SCOTTISH INDEPENDENCE: Small states are more likely to end up on the winning side of votes in the European Union, according to a constitutional expert.
But an independent Scotland also risks diluting its influence by aligning itself with Westminster in a currency union and sharing its EU opt-outs.
An independent Scotland’s potential influence in the EU will face further scrutiny at Holyrood’s European and External Relations Committee today.
Professor Michael Keating, director at the Economic and Social Research Council’s Scottish centre on constitutional change, said large states have more influence in the EU, but smaller states can exercise real influence by coalition-building and a constructive pro-European approach.
Scotland would have the added advantage of more than 40 years’ experience in European decision-making, he said.
But the Scottish Government’s insistence on keeping the pound and the UK’s current opt-outs risk aligning it with the UK’s “Euro-sceptic” reputation, which could “weaken its capacity for influence”, he added.
Speaking ahead of the committee, Mr Keating said: “In general, larger states have more influence in the EU than smaller ones.
“They have greater economic weight. They have more voting power in the Council of the European Union under the majority-voting provisions, which now apply to most areas of policy-making.
“They can more credibly exercise a veto in those cases where unanimity is required.
“Big states sometimes make side deals outside the formal decision-making process. Small states cannot do this as easily as they have less to offer in return.”
He added: “Small states can exercise real influence within the EU, but not in the same way as large states.”
Coalition-building, niche expertise in areas like wind energy and climate change and learning are key advantages for smaller states, he said.

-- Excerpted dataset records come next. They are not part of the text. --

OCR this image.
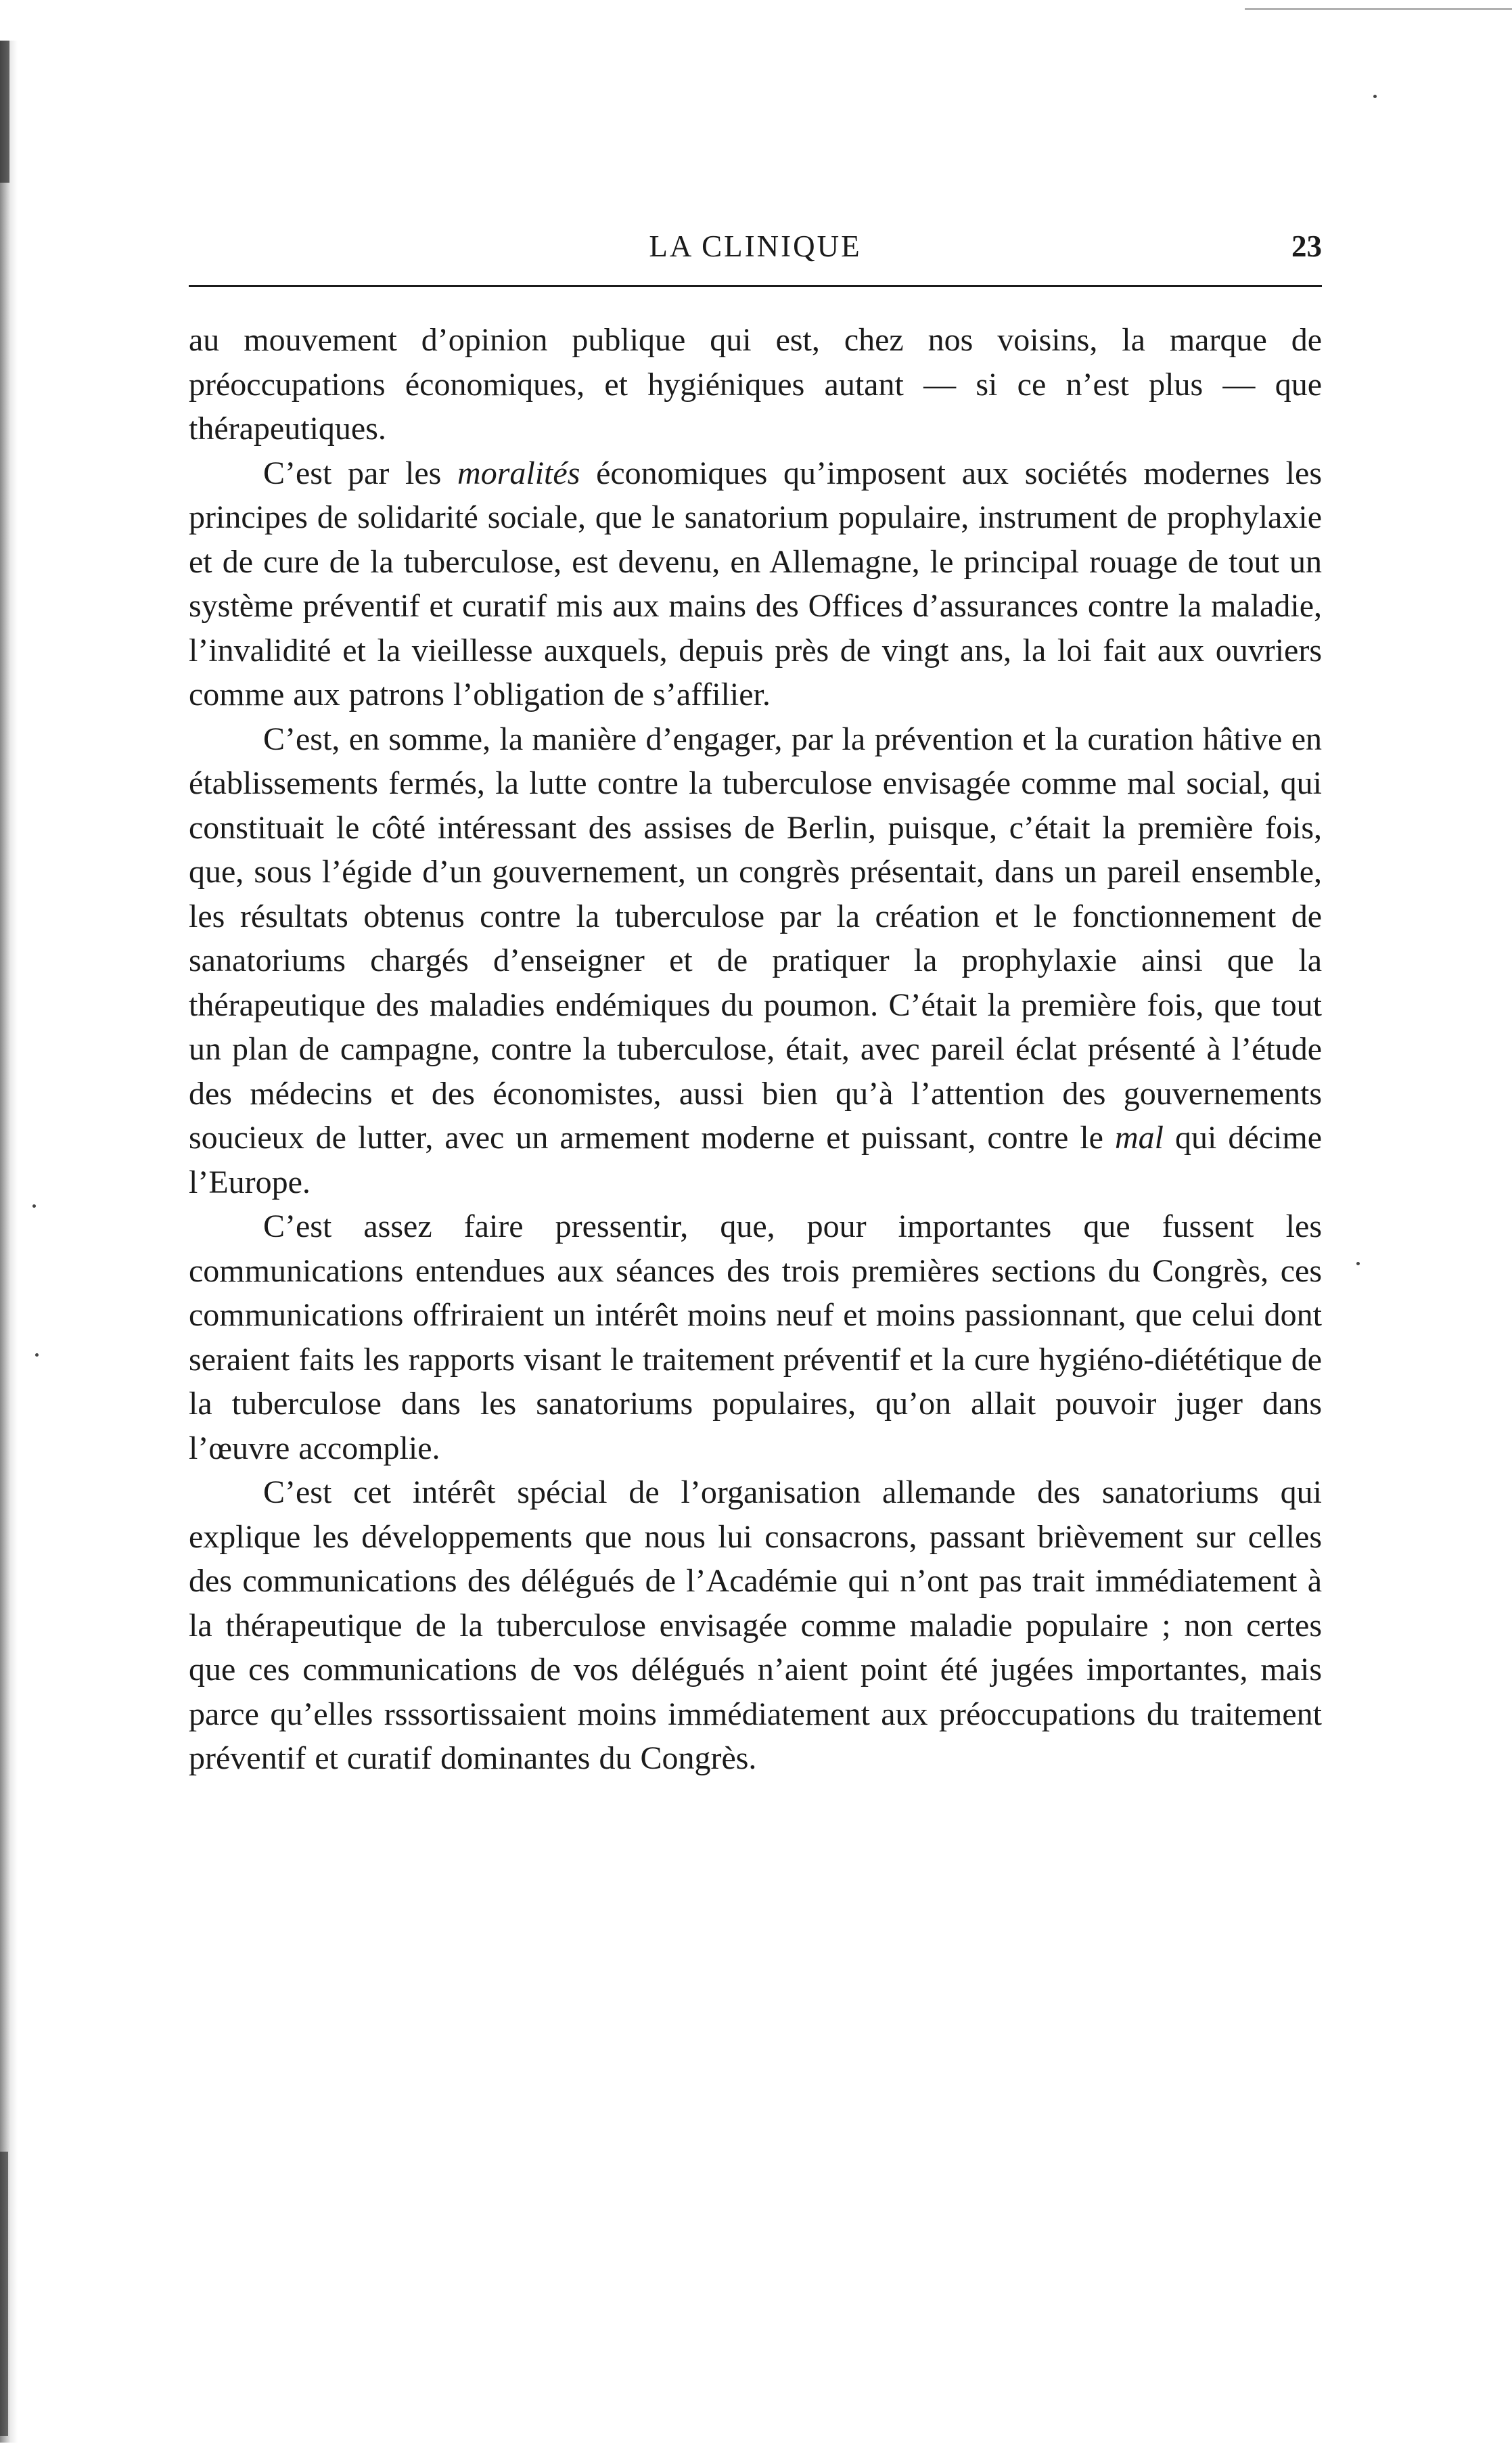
LA CLINIQUE	23

au mouvement d’opinion publique qui est, chez nos voisins, la marque de préoccupations économiques, et hygiéniques autant — si ce n’est plus — que thérapeutiques.

C’est par les moralités économiques qu’imposent aux sociétés modernes les principes de solidarité sociale, que le sanatorium populaire, instrument de prophylaxie et de cure de la tuberculose, est devenu, en Allemagne, le principal rouage de tout un système préventif et curatif mis aux mains des Offices d’assurances contre la maladie, l’invalidité et la vieillesse auxquels, depuis près de vingt ans, la loi fait aux ouvriers comme aux patrons l’obligation de s’affilier.

C’est, en somme, la manière d’engager, par la prévention et la curation hâtive en établissements fermés, la lutte contre la tuberculose envisagée comme mal social, qui constituait le côté intéressant des assises de Berlin, puisque, c’était la première fois, que, sous l’égide d’un gouvernement, un congrès présentait, dans un pareil ensemble, les résultats obtenus contre la tuberculose par la création et le fonctionnement de sanatoriums chargés d’enseigner et de pratiquer la prophylaxie ainsi que la thérapeutique des maladies endémiques du poumon. C’était la première fois, que tout un plan de campagne, contre la tuberculose, était, avec pareil éclat présenté à l’étude des médecins et des économistes, aussi bien qu’à l’attention des gouvernements soucieux de lutter, avec un armement moderne et puissant, contre le mal qui décime l’Europe.

C’est assez faire pressentir, que, pour importantes que fussent les communications entendues aux séances des trois premières sections du Congrès, ces communications offriraient un intérêt moins neuf et moins passionnant, que celui dont seraient faits les rapports visant le traitement préventif et la cure hygiéno-diététique de la tuberculose dans les sanatoriums populaires, qu’on allait pouvoir juger dans l’œuvre accomplie.

C’est cet intérêt spécial de l’organisation allemande des sanatoriums qui explique les développements que nous lui consacrons, passant brièvement sur celles des communications des délégués de l’Académie qui n’ont pas trait immédiatement à la thérapeutique de la tuberculose envisagée comme maladie populaire ; non certes que ces communications de vos délégués n’aient point été jugées importantes, mais parce qu’elles rsssortissaient moins immédiatement aux préoccupations du traitement préventif et curatif dominantes du Congrès.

“Older small states tend to be more effective than newer ones,” he said.
“Scotland might have some of the advantages of older member states, given that it has been part of the EC/EU for over 40 years,” he said.
“Small states are more effective if they have a reputation for being constructive and pro-European. The UK has been rather effective in day-to-day policy negotiations but its reputation for Euro-scepticism has deprived it of much of the credit for this.
“There is little in the independence white paper to suggest that an independent Scotland would have a substantially different relationship to the EU than does the UK at present.
“It is proposed, for example, to keep all the present opt-outs and to retain the pound sterling.
“This carries the risk of being pulled along behind whatever position the UK adopted in future.
“An independent Scotland would have to consider carefully its role in Europe and whether it wanted to join the core or remain on the fringes. The latter could weaken its capacity for influence.”